Dal Mondo Economico
A cura di Giovanni Centola
Occhialeria
840 mio €
Avanzo Commerciale
primi 8 mesi 2004
Cresce
meno dell’inflazione ma continua a crescere, l’occhialeria
italiana, che è per circa l’80% destinata all’export.
Dai 1.836 milioni di fatturato del 2001 si è infatti passati ai
1.859 del 2002, ai 1.871 del 2003, ai 1.176 del solo export relativo
ai primi 9 mesi del 2004(+1,3%). Mesi
nei quali, in realtà, secondo elaborazioni Anfao su
dati Istat a sostenere la buona performance generale è stato il
segmento degli occhiali da sole (+5,4%) che ha rimediato ai risultati
poco brillanti delle montature e delle lenti oftalmiche. In entrambi
questi ultimi segmenti sono invece cresciute le importazioni,
che se a livello complessivo con 336 milioni di euro hanno segnato un +6,5%,
nelle montature hanno realizzato un +13,3%.
50 %
produzione occhiale italiano realizzato nel distretto industriale di Belluno e del Cadore
In termini sempre di scambio commerciale, gli Stati Uniti si confermano ancora di gran lunga il primo mercato dell’export (27,8% del totale), ma a crescere di più sono invece i flussi verso Paesi quali la Francia, la Grecia, l’Australia e la Svizzera. Nell’area asiatica (che cumula il 12% del nostro export), invece, a esclusione di Hong-Kong fino a oggi non è stato ancora instaurato un trend di crescita rilevante dell’export, e questo nonostante molti Paesi, primo fra tutti la Cina, abbiano crescenti fette di consumatori a reddito appetibile per le nostre aziende.

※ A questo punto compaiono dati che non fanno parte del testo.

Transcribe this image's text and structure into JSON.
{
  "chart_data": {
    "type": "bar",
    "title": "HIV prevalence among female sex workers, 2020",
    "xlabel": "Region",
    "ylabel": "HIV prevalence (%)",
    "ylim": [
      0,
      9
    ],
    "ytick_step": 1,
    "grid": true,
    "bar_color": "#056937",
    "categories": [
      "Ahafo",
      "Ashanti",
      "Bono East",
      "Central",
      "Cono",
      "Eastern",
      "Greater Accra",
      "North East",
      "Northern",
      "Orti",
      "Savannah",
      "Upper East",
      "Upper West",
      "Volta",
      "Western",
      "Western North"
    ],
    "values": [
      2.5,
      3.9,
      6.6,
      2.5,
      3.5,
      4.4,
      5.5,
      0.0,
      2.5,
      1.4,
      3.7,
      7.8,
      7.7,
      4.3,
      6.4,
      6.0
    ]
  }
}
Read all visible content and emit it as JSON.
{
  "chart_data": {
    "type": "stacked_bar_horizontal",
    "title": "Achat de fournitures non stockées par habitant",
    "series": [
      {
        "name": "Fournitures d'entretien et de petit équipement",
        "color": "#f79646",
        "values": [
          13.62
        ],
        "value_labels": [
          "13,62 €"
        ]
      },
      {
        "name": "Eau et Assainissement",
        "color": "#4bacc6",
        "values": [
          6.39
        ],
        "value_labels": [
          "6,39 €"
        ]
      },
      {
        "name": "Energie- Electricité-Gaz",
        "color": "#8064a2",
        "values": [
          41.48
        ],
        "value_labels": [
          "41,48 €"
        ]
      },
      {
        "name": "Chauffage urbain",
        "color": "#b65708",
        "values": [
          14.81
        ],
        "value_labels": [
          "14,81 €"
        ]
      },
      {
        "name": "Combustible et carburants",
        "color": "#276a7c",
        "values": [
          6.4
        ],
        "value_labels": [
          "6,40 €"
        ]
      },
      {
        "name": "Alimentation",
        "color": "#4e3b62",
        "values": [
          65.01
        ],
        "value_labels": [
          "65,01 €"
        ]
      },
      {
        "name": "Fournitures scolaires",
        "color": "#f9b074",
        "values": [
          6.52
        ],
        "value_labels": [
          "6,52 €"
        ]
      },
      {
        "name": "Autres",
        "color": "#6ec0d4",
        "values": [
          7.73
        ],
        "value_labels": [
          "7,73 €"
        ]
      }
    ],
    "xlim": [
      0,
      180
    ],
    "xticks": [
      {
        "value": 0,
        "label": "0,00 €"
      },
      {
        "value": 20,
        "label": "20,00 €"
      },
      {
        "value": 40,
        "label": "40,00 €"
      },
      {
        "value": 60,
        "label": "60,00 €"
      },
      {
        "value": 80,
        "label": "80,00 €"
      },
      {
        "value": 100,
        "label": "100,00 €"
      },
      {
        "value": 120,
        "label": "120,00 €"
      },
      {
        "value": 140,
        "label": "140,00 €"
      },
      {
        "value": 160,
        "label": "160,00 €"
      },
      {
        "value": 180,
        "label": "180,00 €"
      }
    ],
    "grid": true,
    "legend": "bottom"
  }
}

Da questo punto di vista, per aprire una vetrina importante sul mercato cinese per le aziende italiane del settore, l’Anfao, dopo le analoghe e consolidate esperienze a Parigi, New York e Mosca, a fine febbraio ha realizzato in collaborazione con l’Ice, una sfilata di occhiali del made in Italy anche a Shanghai.
Per il 2005 Anfao non ha ancora espresso stime di fatturato per il settore. Considerato comunque il peso dell’export, e in particolare quello verso gli Stati Uniti, l’andamento dell’euro rimane al momento una grande incognita, soprattutto per le aziende medio-piccole che tendono a soffrire molto di più degli sbalzi di competitività italiani.